От сквозящей родительской тревоги щиплет в носу. В горле и глазах. Везде и до слёз.

– Нет, пап, всё в порядке. Я просто соскучилась.

Мне слышно, как он прикрывает трубку рукой, извиняется и выходит.

– Ты не дома? – спрашиваю я. – Извини. Я не хотела тебя отвлекать.

– Позавчера пришлось уехать в Камбоджу, оттуда в Индонезию на Бали для участия в Восточноазиатском саммите. Ты не отвлекаешь. Деловая часть уже завершена, и мы с делегацией на обязательном ужине. Жуткая, я скажу тебе, местная традиционная кухня.

Я знаю, что он никогда не улыбается, но сейчас почти вижу, как чуть дёргаются вверх уголки его губ.

– А мама?

– На Алтае в каком-то модном Центре лечебного голодания, но, сдаётся мне, что в отличие от неё, я вернусь домой гораздо более похудевшим. – Он хмыкает, будто для него это факт. Ничего интересного. Затем спрашивает, словно уловив тонкий смысл моего самоистязания: – Поль, что случилось?

Глава 4.2

Рассказать ему?

Так я уверена, папа прекрасно осведомлён о том, что происходит в доме Бессонова. Так сказать, со всеми вытекающими безобразными деталями, но помогать он не будет. Больше не будет.

Он – человек старой формации и строгий цензор не только самого себя, но и окружающих. Принципиален и придирчив (к своим, кстати, более требователен, чем к посторонним), чем заслужил уважение среди подчинённых и главных чиновников страны. Часто от него я слышу фразу, что в конфликте всегда виноваты оба. Но правда заключается в том, что один действительно виноват больше. А в моём случае, мы с папой оба знаем кто.

Молчу и дышу в трубку. Сказать нечего.

– Хочешь спросить стоит ли идти по пути, который ты выбрала себе самостоятельно?

В его голосе слышатся нотки усталости. Многочасовые переговоры, а также постоянные перелёты, пусть даже в удобном кресле правительственного самолета, могут быть до крайности утомительными и негативно сказываются на состоянии здоровья. Мне становится невероятно стыдно за этот звонок. Прямо до боли.

Уши загораются, я спешу его закончить:

– И что ты скажешь?

Моё сердце пропускает положенный удар.

– Мы не можем изменить то, откуда пришли.
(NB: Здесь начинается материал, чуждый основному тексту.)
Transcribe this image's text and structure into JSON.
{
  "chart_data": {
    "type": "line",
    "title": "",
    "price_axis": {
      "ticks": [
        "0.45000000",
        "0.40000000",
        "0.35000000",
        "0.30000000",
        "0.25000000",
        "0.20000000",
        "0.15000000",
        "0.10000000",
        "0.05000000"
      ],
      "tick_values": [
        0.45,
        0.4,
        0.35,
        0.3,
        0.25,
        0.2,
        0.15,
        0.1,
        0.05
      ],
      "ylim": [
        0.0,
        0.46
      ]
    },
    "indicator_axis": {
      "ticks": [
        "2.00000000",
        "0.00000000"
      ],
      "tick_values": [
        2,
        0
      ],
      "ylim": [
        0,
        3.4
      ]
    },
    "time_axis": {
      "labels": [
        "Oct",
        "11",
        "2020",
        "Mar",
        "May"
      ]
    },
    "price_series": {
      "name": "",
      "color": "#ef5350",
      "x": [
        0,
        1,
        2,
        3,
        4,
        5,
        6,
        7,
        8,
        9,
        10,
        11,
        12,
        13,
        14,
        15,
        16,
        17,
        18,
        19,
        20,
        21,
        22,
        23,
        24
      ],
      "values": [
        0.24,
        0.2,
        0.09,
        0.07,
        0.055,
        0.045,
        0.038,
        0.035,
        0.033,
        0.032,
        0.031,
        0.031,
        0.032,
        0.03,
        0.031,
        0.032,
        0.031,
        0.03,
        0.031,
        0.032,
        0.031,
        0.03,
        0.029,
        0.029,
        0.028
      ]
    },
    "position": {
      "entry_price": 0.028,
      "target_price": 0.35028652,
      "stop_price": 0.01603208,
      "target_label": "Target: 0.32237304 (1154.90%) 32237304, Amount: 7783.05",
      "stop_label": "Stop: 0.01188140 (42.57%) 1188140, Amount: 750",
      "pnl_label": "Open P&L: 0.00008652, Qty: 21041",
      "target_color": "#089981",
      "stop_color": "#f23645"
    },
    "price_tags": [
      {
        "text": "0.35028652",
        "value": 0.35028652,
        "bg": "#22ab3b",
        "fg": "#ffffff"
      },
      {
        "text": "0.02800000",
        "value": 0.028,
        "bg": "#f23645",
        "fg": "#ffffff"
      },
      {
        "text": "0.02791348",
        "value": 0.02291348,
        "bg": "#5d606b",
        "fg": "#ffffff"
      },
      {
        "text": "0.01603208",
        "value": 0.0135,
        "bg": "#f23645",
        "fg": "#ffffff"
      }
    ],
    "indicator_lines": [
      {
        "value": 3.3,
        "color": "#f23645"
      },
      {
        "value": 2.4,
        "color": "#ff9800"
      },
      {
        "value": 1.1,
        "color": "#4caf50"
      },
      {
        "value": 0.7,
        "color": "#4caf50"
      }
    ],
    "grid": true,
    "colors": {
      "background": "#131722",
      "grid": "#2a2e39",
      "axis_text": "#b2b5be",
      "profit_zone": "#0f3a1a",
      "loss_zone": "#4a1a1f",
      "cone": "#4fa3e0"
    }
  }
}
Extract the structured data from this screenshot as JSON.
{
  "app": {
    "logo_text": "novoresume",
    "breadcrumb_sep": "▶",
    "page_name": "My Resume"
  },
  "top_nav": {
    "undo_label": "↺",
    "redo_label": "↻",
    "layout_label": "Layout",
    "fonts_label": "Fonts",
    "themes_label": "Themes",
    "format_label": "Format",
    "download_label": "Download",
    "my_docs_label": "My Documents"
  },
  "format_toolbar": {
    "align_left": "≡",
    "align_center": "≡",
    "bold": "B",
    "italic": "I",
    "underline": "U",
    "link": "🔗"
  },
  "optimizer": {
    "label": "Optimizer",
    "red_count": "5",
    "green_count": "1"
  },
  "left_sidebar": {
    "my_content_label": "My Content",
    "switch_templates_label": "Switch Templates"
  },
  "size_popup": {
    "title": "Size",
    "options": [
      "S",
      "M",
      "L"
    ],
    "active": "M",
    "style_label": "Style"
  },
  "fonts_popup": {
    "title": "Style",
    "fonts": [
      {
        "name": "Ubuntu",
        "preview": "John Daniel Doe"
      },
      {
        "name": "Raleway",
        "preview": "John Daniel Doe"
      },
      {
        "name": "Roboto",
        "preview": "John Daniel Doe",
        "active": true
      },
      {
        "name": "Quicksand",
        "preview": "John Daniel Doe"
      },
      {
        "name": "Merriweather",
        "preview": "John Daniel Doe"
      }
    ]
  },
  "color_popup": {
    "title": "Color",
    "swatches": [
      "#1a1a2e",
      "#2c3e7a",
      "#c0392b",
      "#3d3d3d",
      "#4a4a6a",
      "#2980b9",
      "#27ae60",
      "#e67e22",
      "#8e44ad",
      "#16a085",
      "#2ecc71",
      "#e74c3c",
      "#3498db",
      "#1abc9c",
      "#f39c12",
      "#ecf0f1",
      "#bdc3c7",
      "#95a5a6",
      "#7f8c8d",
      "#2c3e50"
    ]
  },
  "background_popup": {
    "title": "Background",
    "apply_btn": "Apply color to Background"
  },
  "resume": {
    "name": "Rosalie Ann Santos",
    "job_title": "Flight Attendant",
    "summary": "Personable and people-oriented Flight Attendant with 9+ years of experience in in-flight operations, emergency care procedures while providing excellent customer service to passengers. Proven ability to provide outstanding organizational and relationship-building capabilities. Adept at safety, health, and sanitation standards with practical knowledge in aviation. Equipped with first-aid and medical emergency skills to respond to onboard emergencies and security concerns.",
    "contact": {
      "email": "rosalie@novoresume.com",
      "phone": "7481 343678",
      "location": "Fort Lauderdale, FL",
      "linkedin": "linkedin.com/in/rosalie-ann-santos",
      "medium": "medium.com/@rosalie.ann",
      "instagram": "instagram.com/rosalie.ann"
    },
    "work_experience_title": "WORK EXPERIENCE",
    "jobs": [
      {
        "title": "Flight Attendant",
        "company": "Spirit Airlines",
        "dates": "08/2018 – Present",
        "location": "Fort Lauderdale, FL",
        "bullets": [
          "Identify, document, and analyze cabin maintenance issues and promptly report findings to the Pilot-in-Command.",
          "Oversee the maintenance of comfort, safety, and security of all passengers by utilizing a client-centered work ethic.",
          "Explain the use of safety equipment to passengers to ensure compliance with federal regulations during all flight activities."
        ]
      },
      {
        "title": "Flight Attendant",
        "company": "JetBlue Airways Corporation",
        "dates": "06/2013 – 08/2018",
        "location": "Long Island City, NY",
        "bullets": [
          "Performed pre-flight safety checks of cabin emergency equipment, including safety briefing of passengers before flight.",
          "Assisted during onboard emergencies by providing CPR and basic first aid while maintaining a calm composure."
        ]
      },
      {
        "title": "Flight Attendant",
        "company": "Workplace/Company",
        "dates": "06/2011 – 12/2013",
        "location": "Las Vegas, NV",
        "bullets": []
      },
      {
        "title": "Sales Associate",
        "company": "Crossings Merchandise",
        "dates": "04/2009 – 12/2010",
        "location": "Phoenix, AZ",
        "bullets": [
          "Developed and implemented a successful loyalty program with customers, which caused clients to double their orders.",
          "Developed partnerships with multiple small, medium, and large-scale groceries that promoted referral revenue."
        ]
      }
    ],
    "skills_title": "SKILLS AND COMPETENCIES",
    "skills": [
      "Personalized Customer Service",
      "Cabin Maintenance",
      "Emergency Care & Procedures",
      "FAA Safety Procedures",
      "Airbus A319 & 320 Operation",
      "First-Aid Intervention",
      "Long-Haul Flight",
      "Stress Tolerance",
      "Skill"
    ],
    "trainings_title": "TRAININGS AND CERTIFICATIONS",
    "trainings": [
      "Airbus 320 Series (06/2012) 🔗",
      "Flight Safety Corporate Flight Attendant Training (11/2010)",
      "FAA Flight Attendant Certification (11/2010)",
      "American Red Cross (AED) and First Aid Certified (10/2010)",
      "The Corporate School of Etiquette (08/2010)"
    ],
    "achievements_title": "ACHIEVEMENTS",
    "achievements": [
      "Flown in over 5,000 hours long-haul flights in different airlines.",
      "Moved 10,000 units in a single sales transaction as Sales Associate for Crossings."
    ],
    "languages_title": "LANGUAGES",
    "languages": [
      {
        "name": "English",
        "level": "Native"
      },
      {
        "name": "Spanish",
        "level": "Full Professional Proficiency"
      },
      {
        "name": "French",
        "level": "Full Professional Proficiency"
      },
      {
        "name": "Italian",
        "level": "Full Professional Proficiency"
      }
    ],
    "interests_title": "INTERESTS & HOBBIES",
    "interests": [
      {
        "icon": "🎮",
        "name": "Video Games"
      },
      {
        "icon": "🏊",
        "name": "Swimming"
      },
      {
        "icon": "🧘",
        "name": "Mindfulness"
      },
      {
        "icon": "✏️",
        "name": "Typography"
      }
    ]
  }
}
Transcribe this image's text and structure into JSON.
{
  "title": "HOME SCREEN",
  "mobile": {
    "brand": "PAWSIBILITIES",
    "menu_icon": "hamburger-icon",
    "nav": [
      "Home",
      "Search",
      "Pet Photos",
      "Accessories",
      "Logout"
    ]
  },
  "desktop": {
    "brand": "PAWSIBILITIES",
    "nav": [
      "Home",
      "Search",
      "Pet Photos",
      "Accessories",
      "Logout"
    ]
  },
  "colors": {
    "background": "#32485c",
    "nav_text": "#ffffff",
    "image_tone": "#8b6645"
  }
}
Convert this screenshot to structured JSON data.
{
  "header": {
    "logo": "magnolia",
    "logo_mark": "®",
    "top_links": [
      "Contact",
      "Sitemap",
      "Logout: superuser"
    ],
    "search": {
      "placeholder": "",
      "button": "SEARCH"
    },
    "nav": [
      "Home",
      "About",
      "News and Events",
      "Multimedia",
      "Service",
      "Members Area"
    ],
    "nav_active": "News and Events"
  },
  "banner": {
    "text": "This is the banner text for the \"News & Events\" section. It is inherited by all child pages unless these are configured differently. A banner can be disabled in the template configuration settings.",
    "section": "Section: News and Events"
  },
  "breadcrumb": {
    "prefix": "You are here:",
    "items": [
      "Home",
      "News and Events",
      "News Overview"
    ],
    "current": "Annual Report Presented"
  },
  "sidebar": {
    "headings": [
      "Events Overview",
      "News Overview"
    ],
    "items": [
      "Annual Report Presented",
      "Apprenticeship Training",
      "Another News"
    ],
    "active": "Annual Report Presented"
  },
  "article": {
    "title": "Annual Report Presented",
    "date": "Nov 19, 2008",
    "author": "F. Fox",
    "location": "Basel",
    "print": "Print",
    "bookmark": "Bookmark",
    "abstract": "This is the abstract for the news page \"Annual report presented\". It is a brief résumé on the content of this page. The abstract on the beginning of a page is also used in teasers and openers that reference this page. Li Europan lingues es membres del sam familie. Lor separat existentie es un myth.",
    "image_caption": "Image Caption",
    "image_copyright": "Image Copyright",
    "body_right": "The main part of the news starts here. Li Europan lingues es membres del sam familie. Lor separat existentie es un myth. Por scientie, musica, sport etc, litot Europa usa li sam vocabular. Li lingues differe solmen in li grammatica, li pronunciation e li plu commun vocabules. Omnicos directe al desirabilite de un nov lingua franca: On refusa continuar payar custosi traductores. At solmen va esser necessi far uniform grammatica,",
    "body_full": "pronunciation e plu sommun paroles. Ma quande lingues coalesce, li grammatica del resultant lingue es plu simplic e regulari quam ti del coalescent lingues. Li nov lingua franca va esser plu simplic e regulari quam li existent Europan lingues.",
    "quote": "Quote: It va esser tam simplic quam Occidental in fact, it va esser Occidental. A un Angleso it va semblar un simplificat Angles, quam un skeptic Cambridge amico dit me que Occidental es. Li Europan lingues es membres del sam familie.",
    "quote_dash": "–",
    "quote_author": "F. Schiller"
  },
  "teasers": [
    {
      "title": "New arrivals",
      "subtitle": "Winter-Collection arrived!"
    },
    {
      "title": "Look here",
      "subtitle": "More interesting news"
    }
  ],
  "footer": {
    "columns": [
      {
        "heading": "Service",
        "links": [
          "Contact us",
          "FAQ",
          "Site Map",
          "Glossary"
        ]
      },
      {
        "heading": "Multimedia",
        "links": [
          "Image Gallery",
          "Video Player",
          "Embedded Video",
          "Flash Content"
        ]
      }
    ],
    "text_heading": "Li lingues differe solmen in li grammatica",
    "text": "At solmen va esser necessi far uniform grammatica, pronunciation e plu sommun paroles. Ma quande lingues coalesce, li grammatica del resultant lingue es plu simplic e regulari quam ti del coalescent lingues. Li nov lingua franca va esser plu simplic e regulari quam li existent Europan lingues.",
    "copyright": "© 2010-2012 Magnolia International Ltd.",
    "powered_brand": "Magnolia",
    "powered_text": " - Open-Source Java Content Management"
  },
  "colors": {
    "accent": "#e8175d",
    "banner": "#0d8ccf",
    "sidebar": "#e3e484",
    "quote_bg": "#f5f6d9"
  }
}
Но мы можем выбрать, куда идти дальше.

***

Сидя на заднем сиденье такси, я снова прокручиваю в голове наш с папой короткий разговор.

Всё правильно: «Сама вляпалась – сама выкручивайся». И разберусь!

Он всегда прав.

Я росла папиной девочкой. И, нет, он никогда не делал всё, что я захочу. Это моё заветное желание со свадьбой было первое. Сейчас, как мне кажется, папа знал, что всё будет именно так (родители всегда знают чуточку больше), но один-единственный раз он нахмурил брови и пошёл на поводу у моих чувств.

Для того, чтобы наказать меня? Вполне возможно.

Тогда почему пострадал Игорь Бессонов?

Может это прозвучит странно, но с папой мы более близки, чем с мамой. Хотя не ведём долгих откровенных разговоров.

А ещё с раннего детства все самые интересные моменты в моей жизни происходили, когда рядом был папа. Для того папы и существуют, чтобы было что вспомнить! Именно он учил меня плавать, а я орала на всю реку, потому что боялась воды.

Папа приезжал за мной в садик с представительским размахом и машинами сопровождения, а маленькие одногруппники «зеленели» от зависти.

Самые классные и любимые вещи, тоже были куплены вместе с папой.

Мы с ним очень похожи, оба не приемлем полумер: не умеем быть на половину честными, злиться, ненавидеть, на половину любить и жить на половину.

Я знаю, что он любит меня всем сердцем и переживает так, будто мне до сих пор шесть лет, а я совсем не умею плавать.